В комнату его под руки вели Пётр Николаевич и приказчик.
В комнате пахло сыростью. Неприятный запах ненадолго привёл Ивана в чувство. А потом он уже ничего не помнил.
Очнулся от неприятного щекотания под носом. Потёр рукой, оказалось, моль. В комнате было уже светло и можно было разглядеть, как по комнате летают тучи моли. Словно птицы собираются в стаи по осени.
Насекомые были повсюду. Иван привстал. Осмотрелся.
Жить вот так в купеческом доме он никогда и не мечтал.
Комната была небольшой. По обе стороны от окна стояло 2 кресла, накрытые шерстяными покрывалами. Покрывала эти были нынче рыболовной сетью.
Такими стали и шторы на окне, и даже постель, на которую Ивана уложили спать.
Слева от окна в самый потолок упирался платяной шкаф. Двери в нём полностью не закрывались. Шкаф, видимо, был до отказа набит нарядами.
Напротив располагался туалетный столик. На нём было навалено всё: и украшения, и клубки пряжи, и носовые платочки, и даже пара лаптей.
Кузнец вскочил с кровати и его затошнило резко. На подушке лежал клок длинных волос. Иван подумал, что после смерти Евгенькиной матери никто даже не удосужился заменить постель.
Да и к чему было это делать, если Полянский столько лет хранил память о жене, что даже не заглядывал в комнату. Это был самый настоящий склеп.
От шкафа несло чем-то зловонным. Иван приоткрыл дверь и увидел там несколько тушек мелких крыс.
Видимо, травили в доме грызунов, и в этом шкафу животные нашли своё последнее пристанище.
– Да-а-а-а-а, – вздохнул Иван. – Работы тут немало.
Он выглянул в окно.

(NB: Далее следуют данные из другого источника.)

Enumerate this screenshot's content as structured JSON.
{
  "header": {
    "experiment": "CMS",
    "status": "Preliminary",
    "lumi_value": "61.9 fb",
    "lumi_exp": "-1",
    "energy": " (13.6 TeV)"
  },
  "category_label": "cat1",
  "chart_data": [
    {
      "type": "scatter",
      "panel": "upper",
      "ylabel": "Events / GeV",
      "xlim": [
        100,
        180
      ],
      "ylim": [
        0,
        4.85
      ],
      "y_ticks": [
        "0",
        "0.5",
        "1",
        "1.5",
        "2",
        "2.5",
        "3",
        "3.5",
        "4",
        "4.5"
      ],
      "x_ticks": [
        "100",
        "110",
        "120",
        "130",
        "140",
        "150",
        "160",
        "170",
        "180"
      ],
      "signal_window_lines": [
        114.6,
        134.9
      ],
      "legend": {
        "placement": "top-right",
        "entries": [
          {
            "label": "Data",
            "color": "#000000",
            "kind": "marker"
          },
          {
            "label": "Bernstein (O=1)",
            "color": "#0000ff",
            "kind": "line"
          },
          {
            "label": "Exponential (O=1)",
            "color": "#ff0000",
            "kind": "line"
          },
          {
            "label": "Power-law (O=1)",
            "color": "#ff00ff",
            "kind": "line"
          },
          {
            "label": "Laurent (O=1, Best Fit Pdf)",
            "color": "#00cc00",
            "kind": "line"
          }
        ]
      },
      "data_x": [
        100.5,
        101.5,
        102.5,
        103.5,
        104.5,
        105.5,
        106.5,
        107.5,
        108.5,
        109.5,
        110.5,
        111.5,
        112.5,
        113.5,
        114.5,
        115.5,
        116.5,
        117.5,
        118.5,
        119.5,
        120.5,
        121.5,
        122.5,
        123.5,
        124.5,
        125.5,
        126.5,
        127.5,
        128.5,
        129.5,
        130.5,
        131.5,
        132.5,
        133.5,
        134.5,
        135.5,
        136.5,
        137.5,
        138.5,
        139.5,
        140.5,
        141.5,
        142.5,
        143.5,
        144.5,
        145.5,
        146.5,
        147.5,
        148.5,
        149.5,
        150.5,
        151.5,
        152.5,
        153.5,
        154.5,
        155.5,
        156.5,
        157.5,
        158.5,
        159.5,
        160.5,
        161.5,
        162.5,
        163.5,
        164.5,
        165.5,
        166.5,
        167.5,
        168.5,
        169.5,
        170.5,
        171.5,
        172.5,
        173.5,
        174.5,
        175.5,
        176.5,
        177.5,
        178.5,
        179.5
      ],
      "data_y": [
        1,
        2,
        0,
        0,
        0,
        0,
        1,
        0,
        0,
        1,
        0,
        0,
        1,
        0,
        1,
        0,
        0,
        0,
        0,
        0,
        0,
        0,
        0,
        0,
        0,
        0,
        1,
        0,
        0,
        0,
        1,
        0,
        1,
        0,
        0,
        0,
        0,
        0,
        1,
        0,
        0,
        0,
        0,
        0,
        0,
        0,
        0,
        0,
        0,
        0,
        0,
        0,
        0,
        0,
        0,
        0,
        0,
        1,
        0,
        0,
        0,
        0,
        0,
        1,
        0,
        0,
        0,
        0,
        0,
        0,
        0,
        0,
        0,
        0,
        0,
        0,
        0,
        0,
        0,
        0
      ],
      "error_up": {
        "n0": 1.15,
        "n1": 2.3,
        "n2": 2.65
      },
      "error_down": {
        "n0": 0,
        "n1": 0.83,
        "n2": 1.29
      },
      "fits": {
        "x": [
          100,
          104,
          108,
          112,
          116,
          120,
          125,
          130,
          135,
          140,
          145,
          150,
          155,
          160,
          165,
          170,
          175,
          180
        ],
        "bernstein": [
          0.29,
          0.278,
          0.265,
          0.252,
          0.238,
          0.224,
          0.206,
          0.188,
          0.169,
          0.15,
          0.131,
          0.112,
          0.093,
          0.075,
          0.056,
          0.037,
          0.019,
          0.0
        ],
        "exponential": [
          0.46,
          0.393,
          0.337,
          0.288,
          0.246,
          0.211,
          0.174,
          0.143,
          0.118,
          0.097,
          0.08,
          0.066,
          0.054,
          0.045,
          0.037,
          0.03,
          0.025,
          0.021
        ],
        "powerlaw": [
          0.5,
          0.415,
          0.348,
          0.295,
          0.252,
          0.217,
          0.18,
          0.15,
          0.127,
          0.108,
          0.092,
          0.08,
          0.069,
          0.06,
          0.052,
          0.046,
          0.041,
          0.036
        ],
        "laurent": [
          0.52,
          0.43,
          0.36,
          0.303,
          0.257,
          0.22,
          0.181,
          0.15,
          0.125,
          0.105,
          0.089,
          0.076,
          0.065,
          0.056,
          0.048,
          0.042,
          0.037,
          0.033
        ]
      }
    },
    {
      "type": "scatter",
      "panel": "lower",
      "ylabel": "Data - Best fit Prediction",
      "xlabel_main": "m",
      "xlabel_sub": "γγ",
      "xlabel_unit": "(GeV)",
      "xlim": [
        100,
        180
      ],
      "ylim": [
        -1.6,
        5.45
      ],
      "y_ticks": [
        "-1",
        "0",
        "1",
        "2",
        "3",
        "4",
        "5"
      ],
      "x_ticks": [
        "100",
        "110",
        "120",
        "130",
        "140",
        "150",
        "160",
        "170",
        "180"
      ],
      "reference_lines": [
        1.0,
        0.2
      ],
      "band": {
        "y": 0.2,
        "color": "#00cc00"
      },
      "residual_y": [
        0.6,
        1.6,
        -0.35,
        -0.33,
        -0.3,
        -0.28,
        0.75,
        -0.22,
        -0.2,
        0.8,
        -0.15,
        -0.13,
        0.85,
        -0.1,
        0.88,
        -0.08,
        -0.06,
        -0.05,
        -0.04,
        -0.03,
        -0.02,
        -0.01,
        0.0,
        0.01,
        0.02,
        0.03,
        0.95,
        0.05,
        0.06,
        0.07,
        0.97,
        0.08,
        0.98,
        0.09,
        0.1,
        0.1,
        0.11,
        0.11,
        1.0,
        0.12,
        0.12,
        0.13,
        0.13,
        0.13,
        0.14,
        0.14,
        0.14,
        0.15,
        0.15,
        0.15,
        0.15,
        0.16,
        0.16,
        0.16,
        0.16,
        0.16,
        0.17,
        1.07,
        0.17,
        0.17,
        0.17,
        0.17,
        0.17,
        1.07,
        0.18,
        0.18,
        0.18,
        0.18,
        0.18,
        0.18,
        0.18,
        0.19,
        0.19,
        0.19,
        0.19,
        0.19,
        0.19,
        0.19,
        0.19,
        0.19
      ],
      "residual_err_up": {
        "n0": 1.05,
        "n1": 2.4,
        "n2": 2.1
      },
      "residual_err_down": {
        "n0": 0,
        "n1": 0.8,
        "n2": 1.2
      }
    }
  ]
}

Долго смотрел, как суетливо дворник мёл дорожки, наклоняясь и приглядываясь, словно боялся упустить пылинку.
В дверь постучали.
Иван вздрогнул и сказал:
– Войдите…
Никогда ещё никто не стучался вот так к нему в комнату, и это «войдите» вырвалось из его уст так неожиданно, что сам оторопел. А хотя мог самостоятельно подойти к двери и открыть её.
В комнату вошёл Пётр Николаевич.
Он закрыл нос рукой и сказал:
– Ну вот и очухался… Принимай то, что есть. Другого жилья я тебе предоставить не могу. Ты уж тут сам как-то похозяйничай. Можешь избавиться от всего и спать на полу. А можешь прибраться и жить как настоящий купец. Мечтал, небось, на моё место встать, когда Евгенькиной руки у меня просил?
– Не мечтал, – ответил Иван, – я хотел в отцовском доме с ней жить по-простому, по-человечески.